Poscher betont aber, dass das Grundgesetz keine Pflicht kenne, lediglich verfassungstreue Überzeugungen zu vertreten – außer bei Beamten. Auch ist es nun doch offiziell gestattet, personenbezogene Daten an Kindergärten, Schulen und Einrichtungen der Kinder- und Jugendhilfe zu übermitteln – wenn auch unter weit strengeren Kriterien als ursprünglich geplant, nämlich wenn der Inlandsgeheimdienst zumindest Anhaltspunkte für den Verdacht einer verfassungsfeindlichen Bestrebung für gegeben hält. Aber auch dies hält Poscher letztlich für verfassungsrechtlich nicht haltbar.

Tür für VS-Leaks hat sich geöffnet

Auf ein anderes Problem macht der Verfassungsschutzrechtler Dietrich Murswiek aufmerksam. Das Bundesverfassungsschutzgesetz lasse es nun ausdrücklich zu, dass der Inlandsgeheimdienst personenbezogene Erkenntnisse „zur wissenschaftlichen Erforschung und Bewertung von verfassungsfeindlichen Bestrebungen und Tätigkeiten“ an nicht-öffentliche Stellen übermittelt.
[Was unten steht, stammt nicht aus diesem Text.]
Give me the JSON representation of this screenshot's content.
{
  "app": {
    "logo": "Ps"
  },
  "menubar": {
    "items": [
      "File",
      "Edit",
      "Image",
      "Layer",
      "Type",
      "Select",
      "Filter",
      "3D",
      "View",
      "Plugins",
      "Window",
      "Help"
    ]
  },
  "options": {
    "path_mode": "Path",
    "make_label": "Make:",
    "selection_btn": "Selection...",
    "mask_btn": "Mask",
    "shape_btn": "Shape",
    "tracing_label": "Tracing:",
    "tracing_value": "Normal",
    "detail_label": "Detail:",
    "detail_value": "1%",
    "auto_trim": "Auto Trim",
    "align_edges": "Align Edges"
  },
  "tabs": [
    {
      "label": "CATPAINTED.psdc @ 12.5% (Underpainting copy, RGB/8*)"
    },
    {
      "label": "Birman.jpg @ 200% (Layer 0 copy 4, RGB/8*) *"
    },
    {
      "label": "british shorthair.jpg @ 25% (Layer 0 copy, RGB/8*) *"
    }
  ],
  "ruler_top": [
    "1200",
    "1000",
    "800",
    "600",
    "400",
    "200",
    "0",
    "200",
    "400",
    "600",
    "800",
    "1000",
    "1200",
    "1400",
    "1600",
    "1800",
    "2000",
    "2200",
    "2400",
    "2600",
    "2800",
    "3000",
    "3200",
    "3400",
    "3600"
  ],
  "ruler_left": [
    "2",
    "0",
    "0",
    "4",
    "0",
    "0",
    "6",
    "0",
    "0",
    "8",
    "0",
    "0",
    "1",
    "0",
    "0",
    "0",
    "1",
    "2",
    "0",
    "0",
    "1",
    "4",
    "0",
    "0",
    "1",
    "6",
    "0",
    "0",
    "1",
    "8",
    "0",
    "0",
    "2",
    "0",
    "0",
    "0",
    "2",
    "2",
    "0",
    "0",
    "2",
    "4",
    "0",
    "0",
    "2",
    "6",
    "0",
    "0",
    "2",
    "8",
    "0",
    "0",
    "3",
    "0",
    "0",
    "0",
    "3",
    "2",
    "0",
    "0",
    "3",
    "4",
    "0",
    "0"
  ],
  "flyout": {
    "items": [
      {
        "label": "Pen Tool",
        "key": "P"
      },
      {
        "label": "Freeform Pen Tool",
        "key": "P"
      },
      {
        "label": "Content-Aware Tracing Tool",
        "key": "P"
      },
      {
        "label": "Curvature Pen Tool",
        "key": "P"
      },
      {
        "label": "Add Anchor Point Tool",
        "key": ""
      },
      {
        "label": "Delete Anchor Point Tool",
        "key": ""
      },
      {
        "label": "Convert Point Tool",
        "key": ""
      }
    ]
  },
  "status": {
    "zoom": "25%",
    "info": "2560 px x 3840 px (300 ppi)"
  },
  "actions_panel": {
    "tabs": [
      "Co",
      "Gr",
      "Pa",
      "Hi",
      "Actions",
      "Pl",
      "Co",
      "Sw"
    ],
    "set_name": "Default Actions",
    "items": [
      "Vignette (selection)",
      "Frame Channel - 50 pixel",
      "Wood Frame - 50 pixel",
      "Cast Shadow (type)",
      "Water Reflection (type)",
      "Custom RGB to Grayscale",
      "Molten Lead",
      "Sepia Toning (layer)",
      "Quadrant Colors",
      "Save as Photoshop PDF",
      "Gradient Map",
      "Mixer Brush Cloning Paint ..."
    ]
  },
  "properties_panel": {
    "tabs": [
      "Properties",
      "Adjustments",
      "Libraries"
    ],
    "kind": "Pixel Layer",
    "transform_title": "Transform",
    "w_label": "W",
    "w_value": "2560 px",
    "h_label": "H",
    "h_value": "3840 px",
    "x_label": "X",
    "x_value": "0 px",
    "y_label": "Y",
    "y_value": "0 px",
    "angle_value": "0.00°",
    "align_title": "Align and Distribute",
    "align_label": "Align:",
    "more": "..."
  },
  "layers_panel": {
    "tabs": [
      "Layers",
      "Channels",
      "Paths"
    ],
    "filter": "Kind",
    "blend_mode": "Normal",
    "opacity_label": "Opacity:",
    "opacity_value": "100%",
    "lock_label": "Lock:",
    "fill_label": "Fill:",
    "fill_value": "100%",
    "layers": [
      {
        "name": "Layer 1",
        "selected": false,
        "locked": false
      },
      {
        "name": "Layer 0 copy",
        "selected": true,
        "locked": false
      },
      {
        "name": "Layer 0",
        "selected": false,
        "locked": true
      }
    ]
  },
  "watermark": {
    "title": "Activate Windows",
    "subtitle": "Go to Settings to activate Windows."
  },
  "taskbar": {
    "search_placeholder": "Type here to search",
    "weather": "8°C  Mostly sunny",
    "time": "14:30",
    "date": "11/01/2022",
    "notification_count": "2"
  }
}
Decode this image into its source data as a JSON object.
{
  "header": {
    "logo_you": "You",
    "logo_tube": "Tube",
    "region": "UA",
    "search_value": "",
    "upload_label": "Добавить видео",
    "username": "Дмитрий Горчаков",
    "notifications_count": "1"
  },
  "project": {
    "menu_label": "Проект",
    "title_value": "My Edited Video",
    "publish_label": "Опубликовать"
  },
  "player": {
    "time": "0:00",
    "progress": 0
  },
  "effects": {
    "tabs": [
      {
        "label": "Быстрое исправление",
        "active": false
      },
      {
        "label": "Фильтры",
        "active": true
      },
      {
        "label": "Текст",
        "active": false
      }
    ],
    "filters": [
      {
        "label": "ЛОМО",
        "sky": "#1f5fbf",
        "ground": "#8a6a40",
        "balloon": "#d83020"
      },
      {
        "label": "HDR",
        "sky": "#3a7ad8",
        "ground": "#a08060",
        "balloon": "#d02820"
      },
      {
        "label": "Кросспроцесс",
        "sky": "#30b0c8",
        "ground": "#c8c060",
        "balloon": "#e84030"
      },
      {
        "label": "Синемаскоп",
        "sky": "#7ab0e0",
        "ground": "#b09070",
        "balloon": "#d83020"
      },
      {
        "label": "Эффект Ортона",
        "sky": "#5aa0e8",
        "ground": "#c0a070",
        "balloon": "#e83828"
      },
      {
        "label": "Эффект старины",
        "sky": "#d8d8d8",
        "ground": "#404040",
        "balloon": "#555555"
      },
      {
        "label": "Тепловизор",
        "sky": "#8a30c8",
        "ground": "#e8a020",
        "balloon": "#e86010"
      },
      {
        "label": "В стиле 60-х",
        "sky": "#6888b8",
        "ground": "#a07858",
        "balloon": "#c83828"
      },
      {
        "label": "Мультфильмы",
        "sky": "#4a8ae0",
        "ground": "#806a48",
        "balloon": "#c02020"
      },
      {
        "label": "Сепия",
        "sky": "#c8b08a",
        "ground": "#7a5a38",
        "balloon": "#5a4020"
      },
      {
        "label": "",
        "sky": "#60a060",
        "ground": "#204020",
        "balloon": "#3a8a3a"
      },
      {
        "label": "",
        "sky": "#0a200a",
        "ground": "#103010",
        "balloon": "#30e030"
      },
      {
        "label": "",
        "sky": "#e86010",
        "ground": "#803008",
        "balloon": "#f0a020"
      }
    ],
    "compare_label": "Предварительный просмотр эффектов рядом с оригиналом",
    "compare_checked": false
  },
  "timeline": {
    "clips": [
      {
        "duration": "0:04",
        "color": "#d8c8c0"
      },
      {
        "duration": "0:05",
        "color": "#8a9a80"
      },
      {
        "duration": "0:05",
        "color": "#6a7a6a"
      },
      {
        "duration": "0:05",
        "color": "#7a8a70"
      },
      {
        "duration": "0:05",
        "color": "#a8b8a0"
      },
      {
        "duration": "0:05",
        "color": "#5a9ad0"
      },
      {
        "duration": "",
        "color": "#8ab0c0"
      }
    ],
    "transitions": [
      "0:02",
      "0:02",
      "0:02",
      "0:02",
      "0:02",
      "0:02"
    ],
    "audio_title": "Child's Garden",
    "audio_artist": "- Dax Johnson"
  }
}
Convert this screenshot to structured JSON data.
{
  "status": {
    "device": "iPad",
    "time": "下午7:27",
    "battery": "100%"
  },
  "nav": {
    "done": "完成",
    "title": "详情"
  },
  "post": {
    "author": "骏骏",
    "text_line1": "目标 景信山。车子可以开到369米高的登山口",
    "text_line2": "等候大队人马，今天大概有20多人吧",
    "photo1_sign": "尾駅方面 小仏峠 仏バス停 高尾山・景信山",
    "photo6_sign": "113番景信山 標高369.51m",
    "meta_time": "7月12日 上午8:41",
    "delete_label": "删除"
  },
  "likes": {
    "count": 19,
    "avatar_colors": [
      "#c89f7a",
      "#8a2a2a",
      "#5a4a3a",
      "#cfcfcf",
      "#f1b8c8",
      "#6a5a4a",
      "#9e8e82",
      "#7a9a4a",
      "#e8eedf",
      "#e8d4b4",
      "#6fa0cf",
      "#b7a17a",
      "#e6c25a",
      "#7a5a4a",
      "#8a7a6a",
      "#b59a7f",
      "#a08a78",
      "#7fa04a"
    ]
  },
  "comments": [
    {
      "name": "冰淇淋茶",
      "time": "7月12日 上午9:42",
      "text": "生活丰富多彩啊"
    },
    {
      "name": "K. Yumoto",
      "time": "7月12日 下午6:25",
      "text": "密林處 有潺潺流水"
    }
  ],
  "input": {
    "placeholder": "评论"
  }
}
Murswiek hält das für nicht erforderlich und zugleich eine Gefahr für die Demokratie: 

„Ich sehe nicht, dass zu Zwecken der wissenschaftlichen Erforschung und Bewertung verfassungsfeindlicher Bestrebung die Übermittlung personenbezogener Daten erforderlich ist. Wissenschaft ist kein Gericht, das im Einzelfall entscheidet, sondern Wissenschaft beschäftigt sich mit allgemeinen Erkenntnissen. Dafür reichen anonymisierte Daten und Statistiken.“ 

Vielmehr bestehe hierdurch die Gefahr, dass sich so „eine Tür für Leaks seitens des Verfassungsschutzes öffnet, die andernfalls strafbarer Geheimnisverrat wären“. Und schließlich bietet das Verfassungsschutzgesetz nun auch die Möglichkeit, personenbezogene Daten an nicht-öffentliche Stellen zu übermitteln, wenn dies zur Erfüllung „der Aufgaben der empfangenden Stelle“ erforderlich ist. Murswiek: 

„Damit kann sich der VS zum Lieferanten von Informationen an NGOs oder an die Medien machen, denen er Recherchearbeit abnimmt, ohne dass erkennbar ist, was das mit den gesetzlichen Aufgaben des VS zu tun hat.“

Am Ende ist es zwar nicht ganz so schlimm gekommen wie befürchtet, aber dennoch wurde die Tür zur Denunziantenrepublik einen Spalt weit aufgestoßen. Und wahrscheinlich ist das alles außerdem verfassungswidrig. Der Verfassungsschutz kann auf dieser Grundlage trotzdem vorerst arbeiten. Bis vielleicht Karlsruhe irgendwann wieder einmal ein Urteil fällt.